Although pregnancy might affect your seizures, your risks during pregnancy are little different from the risks other women face. If you have questions about conditions that might have caused your epilepsy or about the effect of pregnancy on other health problems, you should check with your physician before you decide to become pregnant.
Your seizures may change during pregnancy. Therefore, your obstetrician needs to know about your epilepsy and your neurologist about your pregnancy. In about one-third of pregnant women, seizures get worse, in one-third they improve, and in one-third they are unchanged. Since we cannot predict which group you will fall into, your pregnancy should be monitored carefully.
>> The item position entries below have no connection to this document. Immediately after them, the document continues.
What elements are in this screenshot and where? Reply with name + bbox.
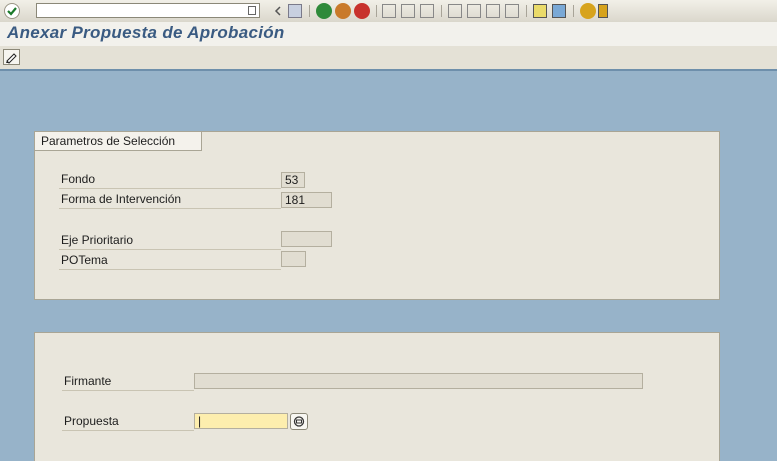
fondo-field[interactable]: 53: [281, 172, 305, 188]
separator: [573, 5, 574, 17]
command-history-icon[interactable]: [248, 6, 256, 15]
firmante-label: Firmante: [64, 374, 112, 388]
forma-intervencion-field[interactable]: 181: [281, 192, 332, 208]
firmante-field[interactable]: [194, 373, 643, 389]
find-next-icon[interactable]: [420, 4, 434, 18]
label-underline: [59, 269, 281, 270]
print-icon[interactable]: [382, 4, 396, 18]
layout-menu-icon[interactable]: [598, 4, 608, 18]
save-icon[interactable]: [288, 4, 302, 18]
label-underline: [59, 188, 281, 189]
fondo-label: Fondo: [61, 172, 96, 186]
separator: [526, 5, 527, 17]
eje-prioritario-label: Eje Prioritario: [61, 233, 134, 247]
find-icon[interactable]: [401, 4, 415, 18]
next-page-icon[interactable]: [486, 4, 500, 18]
page-title: Anexar Propuesta de Aprobación: [7, 23, 285, 42]
system-toolbar: [0, 0, 777, 23]
cancel-icon[interactable]: [354, 3, 370, 19]
eje-prioritario-field[interactable]: [281, 231, 332, 247]
back-icon[interactable]: [316, 3, 332, 19]
separator: [376, 5, 377, 17]
edit-pencil-icon[interactable]: [3, 49, 20, 65]
potema-field[interactable]: [281, 251, 306, 267]
selection-parameters-group: Parametros de Selección Fondo 53 Forma d…: [34, 131, 720, 300]
exit-icon[interactable]: [335, 3, 351, 19]
title-bar: Anexar Propuesta de Aprobación: [0, 22, 777, 46]
shortcut-icon[interactable]: [552, 4, 566, 18]
label-underline: [59, 249, 281, 250]
collapse-arrow-icon[interactable]: [271, 4, 285, 18]
enter-checkmark-icon[interactable]: [4, 3, 20, 19]
command-field[interactable]: [36, 3, 260, 18]
group-title: Parametros de Selección: [35, 132, 203, 151]
last-page-icon[interactable]: [505, 4, 519, 18]
search-help-icon[interactable]: [290, 413, 308, 430]
label-underline: [62, 390, 194, 391]
create-session-icon[interactable]: [533, 4, 547, 18]
propuesta-input[interactable]: |: [194, 413, 288, 429]
label-underline: [59, 208, 281, 209]
help-icon[interactable]: [580, 3, 596, 19]
first-page-icon[interactable]: [448, 4, 462, 18]
separator: [441, 5, 442, 17]
forma-intervencion-label: Forma de Intervención: [61, 192, 182, 206]
potema-label: POTema: [61, 253, 108, 267]
separator: [309, 5, 310, 17]
previous-page-icon[interactable]: [467, 4, 481, 18]
proposal-form-group: Firmante Propuesta |: [34, 332, 720, 461]
application-toolbar: [0, 46, 777, 71]
propuesta-label: Propuesta: [64, 414, 119, 428]
label-underline: [62, 430, 194, 431]
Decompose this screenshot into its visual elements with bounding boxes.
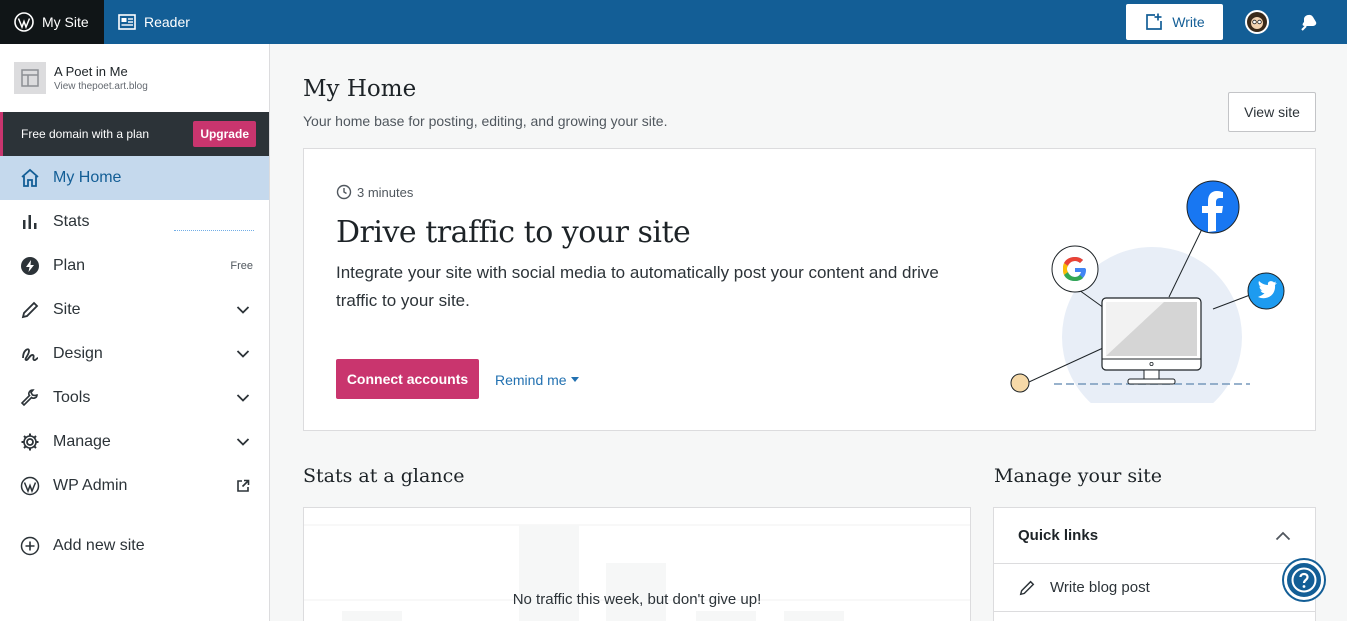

Ideally you should be on the lowest amount of a drug, and on a single drug only, to control your seizures. This drug, and its level, should, if possible, be determined before you become pregnant. Anticonvulsants should not be changed during your pregnancy unless such a change is needed for seizure control or because of toxicity.
Since blood levels change as your body chemistry itself changes during the pregnancy, blood levels of your medications should be monitored. We generally recommend that these levels should be measured early in the pregnancy, then followed every month in the middle third of your pregnancy and every several weeks in the last trimester.
There are three principal reasons why seizures increase during pregnancy in almost one of three women with epilepsy. The first is that pregnant women are naturally fearful that taking drugs may affect the fetus and, therefore, may fail to take anticonvulsant medication according to schedule. A second reason is lack of sleep during pregnancy. A third cause of seizures during pregnancy is changes in the body’s metabolism of drugs. Although such changes can cause blood levels to rise and thus cause toxicity, blood levels can also decline, leading to seizures. Your physician should closely follow your blood levels and provide appropriate adjustments.
Although there is little evidence that brief seizures injure the fetus, a prolonged seizure might affect your fetus and any seizures might cause injury to you. Therefore, we strongly urge that pregnant women with epilepsy who need medication for seizure control continue to take the drug that has been controlling their seizures.